The Ultimate Post-Halloween Nightmare: Fed Conference at Jekyll Island!

from Economic Policy Journal:

Just days after the Federal Reserve will announce it has launched QE2, the Fed will hold a major conference at  Jekyll Island.

The island is off the coast of the U.S. state of Georgia.

In November 1910, Senator Nelson W. Aldrich and Assistant Secretary of the Treasury Department A.P. Andrews, and other top financiers,arrived at the Jekyll Island Club to discuss monetary policy and the banking system. The secret meetings led to the creation of the Federal Reserve.

Forbes magazine founder Bertie Charles Forbes wrote several years later:

Picture a party of the nation's greatest bankers stealing out of New York on a private railroad car under cover of darkness, stealthily riding hundred of miles South, embarking on a mysterious launch, sneaking onto an island deserted by all but a few servants, living there a full week under such rigid secrecy that the names of not one of them was once mentioned, lest the servants learn the identity and disclose to the world this strangest, most secret expedition in the history of American finance. I am not romancing; I am giving to the world, for the first time, the real story of how the famous Aldrich currency report, the foundation of our new currency system, was written... The utmost secrecy was enjoined upon all. The public must not glean a hint of what was to be done. Senator Aldrich notified each one to go quietly into a private car of which the railroad had received orders to draw up on an unfrequented platform. Off the party set. New York's ubiquitous reporters had been foiled... Nelson (Aldrich) had confided to Henry, Frank, Paul and Piatt that he was to keep them locked up at Jekyll Island, out of the rest of the world, until they had evolved and compiled a scientific currency system for the United States, the real birth of the present Federal Reserve System, the plan done on Jekyll Island in the conference with Paul, Frank and Henry... Warburg is the link that binds the Aldrich system and the present system together. He more than any one man has made the system possible as a working reality.
On November 6 of this year, Federal Reserve Chairman Ben Bernanke will speak on 'Federal Reserve: Past and Present' before the 'A Return to Jekyll Island: The Origins, History, and Future of the Federal Reserve' conference hosted by the Federal Reserve Bank of Atlanta at the Jekll Island Club Hotel.

The conference opens a day earlier on Friday, November 5, when Federal Reserve Bank of Atlanta President Dennis Lockhart gives welcome remarks.

Also at the conference:

Federal Reserve Bank of Philadelphia President Charles Plosser will moderate a discussion of a paper, 'To Establish a More Effective Supervision of Banking: How the Birth of the Fed Altered Bank Supervision'

Federal Reserve Bank of Cleveland President Sandra Pianalto will moderate a discussion of a paper, 'The Promise and Performance of the Federal Reserve as Lender of Last Resort 1914-1933'.

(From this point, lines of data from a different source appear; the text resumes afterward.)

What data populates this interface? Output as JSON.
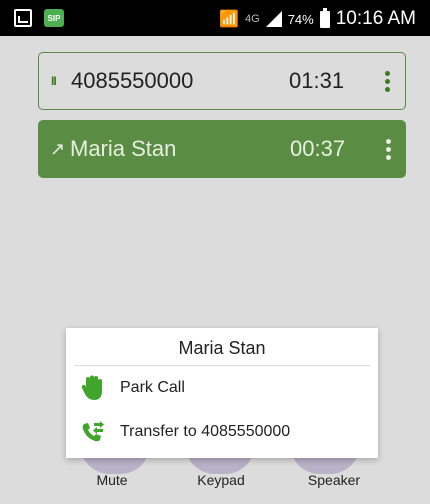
{
  "status_bar": {
    "app_badge": "SIP",
    "network": "4G",
    "battery": "74%",
    "time": "10:16 AM"
  },
  "calls": [
    {
      "status": "on-hold",
      "status_glyph": "II",
      "name": "4085550000",
      "timer": "01:31"
    },
    {
      "status": "active",
      "status_glyph": "↗",
      "name": "Maria Stan",
      "timer": "00:37"
    }
  ],
  "dialog": {
    "title": "Maria Stan",
    "items": [
      {
        "icon": "hand-icon",
        "label": "Park Call"
      },
      {
        "icon": "transfer-call-icon",
        "label": "Transfer to 4085550000"
      }
    ]
  },
  "controls": [
    {
      "label": "Mute"
    },
    {
      "label": "Keypad"
    },
    {
      "label": "Speaker"
    }
  ],
  "colors": {
    "accent": "#5a8c43",
    "background": "#dcdcdc"
  }
}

Federal Reserve Bank of Dallas President Richard Fisher will moderate a discussion of a paper, 'Where It All Began: International Trade, the Market for Acceptances, and the Making of Lending of Last Resort in Britain'

Federal Reserve Bank of St. Louis President James Bullard will moderate a discussion of a paper, 'From Passing Legislation to Building an Institution: Perspectives on the Early Years of the Federal Reserve System'

Federal Reserve Bank of St. Louis President James Bullard will moderate a discussion of a paper, 'The Fed from the Treasury-Fed Accord (1951) until the End of Monetary Targeting (1982)'.

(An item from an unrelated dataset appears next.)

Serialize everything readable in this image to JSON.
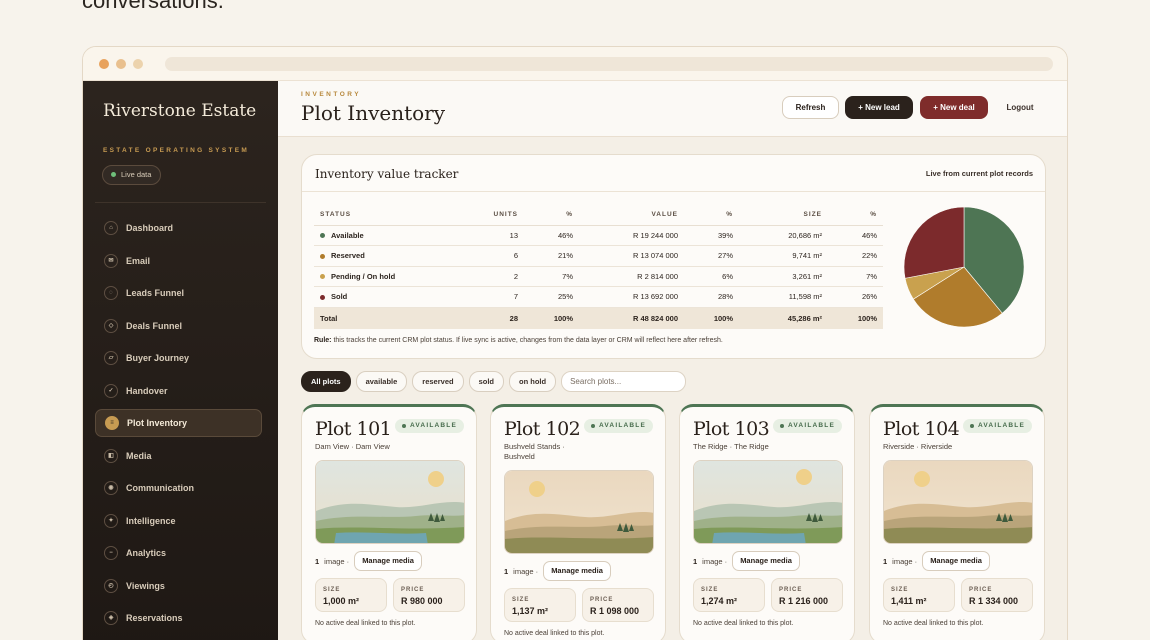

Federal Reserve Bank of Richmond President Jeffrey Lacker will moderate a discussion of a paper, 'The Recent Financial Turmoil: New Directions for Monetary Policy Analysis'.

Federal Reserve Bank of Chicago President Charles Evans will moderate a panel on 'The Role of Research in Monetary Policy Deliberations'.

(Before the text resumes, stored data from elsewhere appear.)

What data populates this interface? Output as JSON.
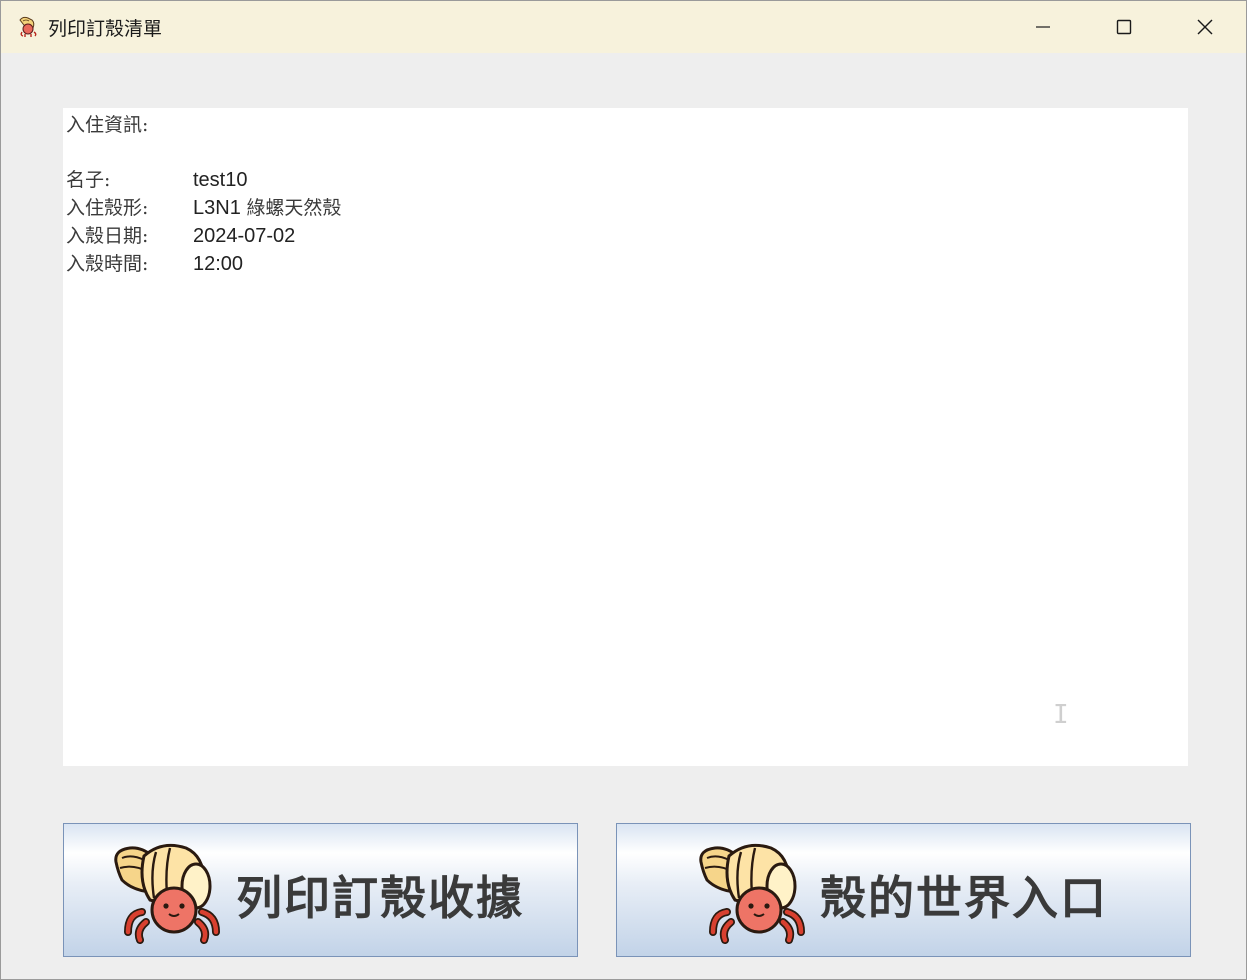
{
  "window": {
    "title": "列印訂殼清單",
    "controls": {
      "minimize": "minimize-icon",
      "maximize": "maximize-icon",
      "close": "close-icon"
    }
  },
  "info": {
    "heading": "入住資訊:",
    "rows": [
      {
        "label": "名子:",
        "value": "test10"
      },
      {
        "label": "入住殼形:",
        "value_code": "L3N1",
        "value_name": "綠螺天然殼"
      },
      {
        "label": "入殼日期:",
        "value": "2024-07-02"
      },
      {
        "label": "入殼時間:",
        "value": "12:00"
      }
    ]
  },
  "buttons": {
    "print_receipt": "列印訂殼收據",
    "shell_world": "殼的世界入口",
    "icon": "hermit-crab-icon"
  },
  "colors": {
    "titlebar": "#f7f2dc",
    "window_bg": "#eeeeee",
    "button_border": "#7a93b8"
  }
}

Federal Reserve Bank of Minneapolis President Narayana Kocherlakota will speak on 'Policy and Asset Bubbles'.
 Needless to say, nothing good can come out of a conference of Fed members talking to each other after just launching QE2 and who will be "inspired" by the historic Jekyll Island location.

Given the current Fed chairman loves new "tools" by which to inflate the currency and that the conference will be about discussing new tools and old, these guys will be re-enforcing each others mad thinking that they can micro-manage the economy without creating dangerously high inflation and that they are not directly responsible for the recent boom-bust cycle.